そのKristof氏がThe New Republicの主筆のコメントを嘆いている−−

「長く寛容の精神を持ち合わせていた雑誌の著名なコメンテーターが『イスラム教徒は米国憲法の保障する自由の精神に値するものか思案に苦しむ』などと述べている。黒人やユダヤ人に対し口が滑ってもそんな台詞を洩らすことなど出来ないだろう? 米国に住む700万人近くのイスラム教徒はどうだろう。

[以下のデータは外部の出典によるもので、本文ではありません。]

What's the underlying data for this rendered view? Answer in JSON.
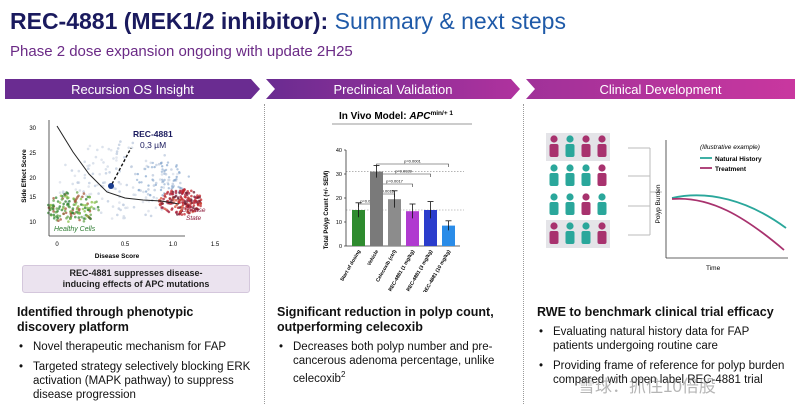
{
  "header": {
    "title_main": "REC-4881 (MEK1/2 inhibitor):",
    "title_rest": "Summary & next steps",
    "subtitle": "Phase 2 dose expansion ongoing with update 2H25"
  },
  "sections": [
    {
      "header": "Recursion OS Insight",
      "plot": {
        "ylabel": "Side Effect Score",
        "xlabel": "Disease Score",
        "yticks": [
          "30",
          "25",
          "20",
          "15",
          "10"
        ],
        "xticks": [
          "0",
          "0.5",
          "1.0",
          "1.5"
        ],
        "compound_label": "REC-4881",
        "compound_dose": "0.3 µM",
        "healthy_label": "Healthy Cells",
        "disease_label": "Disease",
        "disease_label2": "State"
      },
      "callout_line1": "REC-4881 suppresses disease-",
      "callout_line2": "inducing effects of APC mutations",
      "heading_line1": "Identified through phenotypic",
      "heading_line2": "discovery platform",
      "bullets": [
        "Novel therapeutic mechanism for FAP",
        "Targeted strategy selectively blocking ERK activation (MAPK pathway) to suppress disease progression"
      ]
    },
    {
      "header": "Preclinical Validation",
      "chart_title_prefix": "In Vivo Model: ",
      "chart_title_gene": "APC",
      "chart_title_sup": "min/+ 1",
      "chart_data": {
        "type": "bar",
        "ylabel": "Total Polyp Count (+/- SEM)",
        "yticks": [
          "0",
          "10",
          "20",
          "30",
          "40"
        ],
        "ylim": [
          0,
          40
        ],
        "categories": [
          "Start of dosing",
          "Vehicle",
          "Celecoxib (ctrl)",
          "REC-4881 (1 mg/kg)",
          "REC-4881 (3 mg/kg)",
          "REC-4881 (10 mg/kg)"
        ],
        "values": [
          15,
          31,
          19.5,
          14.5,
          15,
          8.5
        ],
        "errors": [
          3,
          2.5,
          3.5,
          3,
          3.5,
          2
        ],
        "colors": [
          "#2e8b2e",
          "#7a7a7a",
          "#8c8c8c",
          "#b03ad0",
          "#2a3ccc",
          "#2a8ce8"
        ],
        "pvalues": [
          "p=0.006",
          "p=0.0016",
          "p=0.0017",
          "p=0.0029",
          "p=0.0001"
        ]
      },
      "heading_line1": "Significant reduction in polyp count,",
      "heading_line2": "outperforming celecoxib",
      "bullet_main": "Decreases both polyp number and pre-cancerous adenoma percentage, unlike celecoxib",
      "bullet_sup": "2"
    },
    {
      "header": "Clinical Development",
      "illus_label": "(Illustrative example)",
      "legend": [
        {
          "name": "Natural History",
          "color": "#2aa79b"
        },
        {
          "name": "Treatment",
          "color": "#a8326e"
        }
      ],
      "ylabel": "Polyp Burden",
      "xlabel": "Time",
      "heading": "RWE to benchmark clinical trial efficacy",
      "bullets": [
        "Evaluating natural history data for FAP patients undergoing routine care",
        "Providing frame of reference for polyp burden compared with open label REC-4881 trial"
      ]
    }
  ],
  "watermark": "雪球：抓住10倍股"
}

自らの信仰を野蛮なものと公然と批難されてどのように感じるだろうか?」
“This is one of those times that test our values, a bit like the shameful interning of Japanese-American during World WarⅡ, or the disgraceful refusal to accept Jewish refugees from Nazi Europe”

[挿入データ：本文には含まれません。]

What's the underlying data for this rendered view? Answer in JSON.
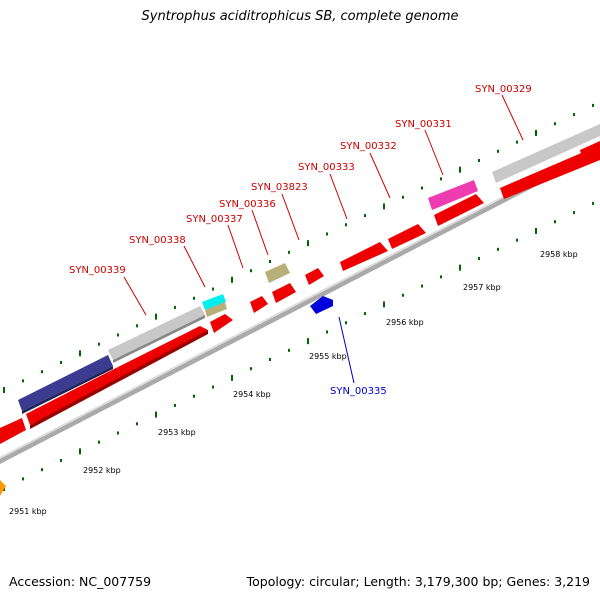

「いまこそ我が国の価値が試されている。まるで第二次大戦中の日系アメリカ人に対する恥ずべき強制収容やヨーロッパのナチを逃れたユダヤ人難民の受け入れを拒否した不名誉な時代に戻った感さえする」
Martin Peretz氏のような過激派は米国の民主主義を傷つけ、暴力の危険を増大させ、ジハードを元気づかせる。
タリバンのスポークスマンZabihullahはground zero近くのモスク建設に対する反対の声について早速次のように警告している−−


「モスク建設阻止行動は、我が方を利することになる。義勇兵が増え、義援金や支持者も多くなろう」「モスク建設反対が高まれば高まるほど、ジハードは力づく」

Theodore McCarrick枢機卿も警鐘を鳴らす−「アメリカはこのような国ではない。アメリカは憎悪によって建国されてはいない」
イスラム教徒を激しく批難する連中に対し、キリスト教福音派の指導者Rev. Richard Cizik師は“Shame on you. You bring dishonor the name of Jesus Christ. You directly disobey his commandment to love your neighbor.”(恥を知れ。イエス・キリストの名を侮辱し、汝の隣人を愛すべしとするイエスの戒律に真っ向から背くものだ」と厳しく戒めている。


米国には良心的な人権派のジャーナリストは多い。良識ある真のキリスト教指導者も少なくない。
問題は大衆迎合の有力メディアの存在だ。FoxやCNNはもとより、ABCやThe Washington Postもこのところ保守化傾向が強まっている。
米国も我が国に似て“集合的無意識”に流されてゆくのか。President Obamaが唱導した和解と共生は何処へやら・・? キナ臭い“An Aye for An Aye”に向かうのか。